New Roads High School’s innovative Spectrum Program, which combines an academic curriculum and life skills for students with social-cognitive learning disabilities, such as autism, has the added value of helping the entire student body to embrace diversity, according to Nancy London, J.D., Spectrum Program Coordinator.
On Friday, May 6, students from the program teamed with students from the drama elective class and Inside Out Community Arts to perform a half-hour play they wrote and produced, which demonstrated the integration of Spectrum students into the student body.
London, whose daughter was diagnosed with autism spectrum disorder at an early age, said that students with autism and other social-cognitive learning disabilities often have difficulty with verbal and non-verbal communication in day-to-day social interaction. In addition, they sometimes face challenges in perception, memory and judgment.

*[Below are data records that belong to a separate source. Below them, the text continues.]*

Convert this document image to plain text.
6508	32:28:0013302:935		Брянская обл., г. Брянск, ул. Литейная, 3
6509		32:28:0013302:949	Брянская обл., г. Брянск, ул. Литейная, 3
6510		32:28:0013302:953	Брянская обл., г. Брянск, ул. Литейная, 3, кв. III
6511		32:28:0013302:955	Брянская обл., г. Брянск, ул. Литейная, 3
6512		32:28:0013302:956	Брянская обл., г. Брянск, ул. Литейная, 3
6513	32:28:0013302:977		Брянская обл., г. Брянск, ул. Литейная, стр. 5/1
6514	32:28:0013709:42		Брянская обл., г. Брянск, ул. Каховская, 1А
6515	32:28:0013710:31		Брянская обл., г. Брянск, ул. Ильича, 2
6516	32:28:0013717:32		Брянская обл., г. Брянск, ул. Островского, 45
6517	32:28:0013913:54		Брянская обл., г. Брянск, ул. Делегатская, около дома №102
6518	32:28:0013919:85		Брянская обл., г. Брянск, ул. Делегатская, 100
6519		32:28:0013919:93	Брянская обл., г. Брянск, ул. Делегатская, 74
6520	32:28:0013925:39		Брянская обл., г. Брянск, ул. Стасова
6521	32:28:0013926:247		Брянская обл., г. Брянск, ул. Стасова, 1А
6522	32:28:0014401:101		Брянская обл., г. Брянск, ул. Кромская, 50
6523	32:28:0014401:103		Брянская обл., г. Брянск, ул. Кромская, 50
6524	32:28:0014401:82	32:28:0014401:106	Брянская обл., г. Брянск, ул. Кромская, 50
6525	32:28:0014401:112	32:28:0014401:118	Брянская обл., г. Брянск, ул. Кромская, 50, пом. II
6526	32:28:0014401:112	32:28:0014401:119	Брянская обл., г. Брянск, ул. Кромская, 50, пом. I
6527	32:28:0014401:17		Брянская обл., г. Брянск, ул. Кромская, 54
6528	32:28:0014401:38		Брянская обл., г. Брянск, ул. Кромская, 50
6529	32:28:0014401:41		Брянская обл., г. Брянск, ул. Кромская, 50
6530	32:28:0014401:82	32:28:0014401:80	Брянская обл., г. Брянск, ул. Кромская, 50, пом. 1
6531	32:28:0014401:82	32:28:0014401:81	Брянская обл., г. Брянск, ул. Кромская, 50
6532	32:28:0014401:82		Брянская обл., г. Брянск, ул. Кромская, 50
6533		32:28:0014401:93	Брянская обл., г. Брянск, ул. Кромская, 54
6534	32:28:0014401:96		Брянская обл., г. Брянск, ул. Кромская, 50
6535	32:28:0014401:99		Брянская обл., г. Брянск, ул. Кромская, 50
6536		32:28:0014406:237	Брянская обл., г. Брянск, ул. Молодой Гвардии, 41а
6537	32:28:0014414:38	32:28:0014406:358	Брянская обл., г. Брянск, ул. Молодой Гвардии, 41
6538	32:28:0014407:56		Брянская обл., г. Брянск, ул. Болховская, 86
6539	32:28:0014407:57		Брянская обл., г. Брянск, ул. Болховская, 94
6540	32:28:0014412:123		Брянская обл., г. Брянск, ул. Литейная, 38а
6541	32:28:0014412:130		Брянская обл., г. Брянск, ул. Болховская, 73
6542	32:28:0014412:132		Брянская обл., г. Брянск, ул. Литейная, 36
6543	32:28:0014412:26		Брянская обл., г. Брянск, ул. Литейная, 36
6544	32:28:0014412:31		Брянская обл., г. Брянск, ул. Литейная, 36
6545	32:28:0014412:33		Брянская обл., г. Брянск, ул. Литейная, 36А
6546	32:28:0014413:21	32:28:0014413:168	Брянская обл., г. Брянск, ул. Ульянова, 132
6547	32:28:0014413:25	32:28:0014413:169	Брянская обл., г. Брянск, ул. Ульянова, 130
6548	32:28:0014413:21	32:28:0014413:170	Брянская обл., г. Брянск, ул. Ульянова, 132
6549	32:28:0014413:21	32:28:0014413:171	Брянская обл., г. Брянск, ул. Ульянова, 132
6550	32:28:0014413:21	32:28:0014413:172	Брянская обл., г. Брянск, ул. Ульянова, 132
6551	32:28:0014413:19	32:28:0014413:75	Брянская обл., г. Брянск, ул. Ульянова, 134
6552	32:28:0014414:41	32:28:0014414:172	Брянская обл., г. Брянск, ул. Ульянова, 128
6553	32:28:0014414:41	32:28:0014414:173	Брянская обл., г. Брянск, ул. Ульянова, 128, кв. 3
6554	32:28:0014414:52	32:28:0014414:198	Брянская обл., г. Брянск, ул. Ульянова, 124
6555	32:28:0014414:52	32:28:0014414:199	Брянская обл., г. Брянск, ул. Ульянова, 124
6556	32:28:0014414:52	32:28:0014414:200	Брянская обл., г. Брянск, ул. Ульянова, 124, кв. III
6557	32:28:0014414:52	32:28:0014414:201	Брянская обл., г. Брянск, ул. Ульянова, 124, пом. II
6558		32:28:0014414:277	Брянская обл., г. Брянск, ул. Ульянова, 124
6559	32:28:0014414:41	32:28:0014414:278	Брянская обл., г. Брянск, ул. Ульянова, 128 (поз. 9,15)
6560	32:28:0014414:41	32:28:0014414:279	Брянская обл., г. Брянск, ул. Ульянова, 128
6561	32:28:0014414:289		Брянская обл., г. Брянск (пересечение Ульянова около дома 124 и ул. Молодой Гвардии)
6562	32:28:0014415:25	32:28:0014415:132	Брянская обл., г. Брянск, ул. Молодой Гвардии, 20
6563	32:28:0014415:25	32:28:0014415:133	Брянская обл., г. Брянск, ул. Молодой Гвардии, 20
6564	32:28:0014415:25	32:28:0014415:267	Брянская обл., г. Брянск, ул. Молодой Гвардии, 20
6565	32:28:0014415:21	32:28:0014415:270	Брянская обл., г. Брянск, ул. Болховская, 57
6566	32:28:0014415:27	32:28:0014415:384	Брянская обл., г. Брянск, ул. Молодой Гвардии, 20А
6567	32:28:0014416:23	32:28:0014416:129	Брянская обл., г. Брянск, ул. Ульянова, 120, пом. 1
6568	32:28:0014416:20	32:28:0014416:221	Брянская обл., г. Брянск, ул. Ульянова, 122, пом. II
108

Following a frustrating search for a high school for her daughter, London, an attorney, initiated the Spectrum Program at New Roads.
“The regular school choices for kids are to either be in special education and only with special education kids, or in public school where they’re not really capable of blending into daily life,” London said.
On the advice of experts, London was determined that her daughter would continue to be exposed to positive interaction with all sorts of students, but she found that most schools focused exclusively on academics, and lacked the means of helping students develop the social skills her daughter needed to lead an independent and productive life.
London turned to Paul Cummins, founder of New Roads School. With the full support of both Cummins and David Bryan, New Roads Head of School, London developed a curriculum with Martha Jura, a clinical psychologist at UCLA and Connie Kasari, a psychological educator and researcher on autism.
In September, 2004 the Spectrum Program at New Roads enrolled its first six students.
Spectrum students attend academic classes with the rest of the student body in the mornings. In the afternoon, while other students take electives, two full-time teachers with extensive training in special education lead the Spectrum students in a specialized curriculum that focuses on social and life skills and communication training.
Music, film, movement and narratives are some of the tools the two teachers use to help their students learn how to apply classroom lessons to real life improvisational situations. Students are asked questions about narratives that are repeated and broken down.
The assumption is that reading stories, seeing films and analyzing them will help the students understand how life works and increase their ability to deal with similar situations in real life.
London said that all of the students in the Spectrum Program have made progress and are more comfortable interacting with the other students.
A weekly “workshop” with the mainstream students, and joint outings, as well as the recent play are the first steps in greater overall integration.
London and her team are now working to generate research with UCLA and hope to develop a model curriculum that public schools can use.
Three more students have signed up for the fall classes and Spectrum will offer a summer program from June 20th through July 29th.
London says that the program is the first opportunity many of the students have had to attend a bully-free school.
She advises parents of children with similar learning disabilities, “If you have any hope your kid will function in the real world, then kids need to encounter the rest of society and this is a gentle exposure, indoctrination and inclusion.”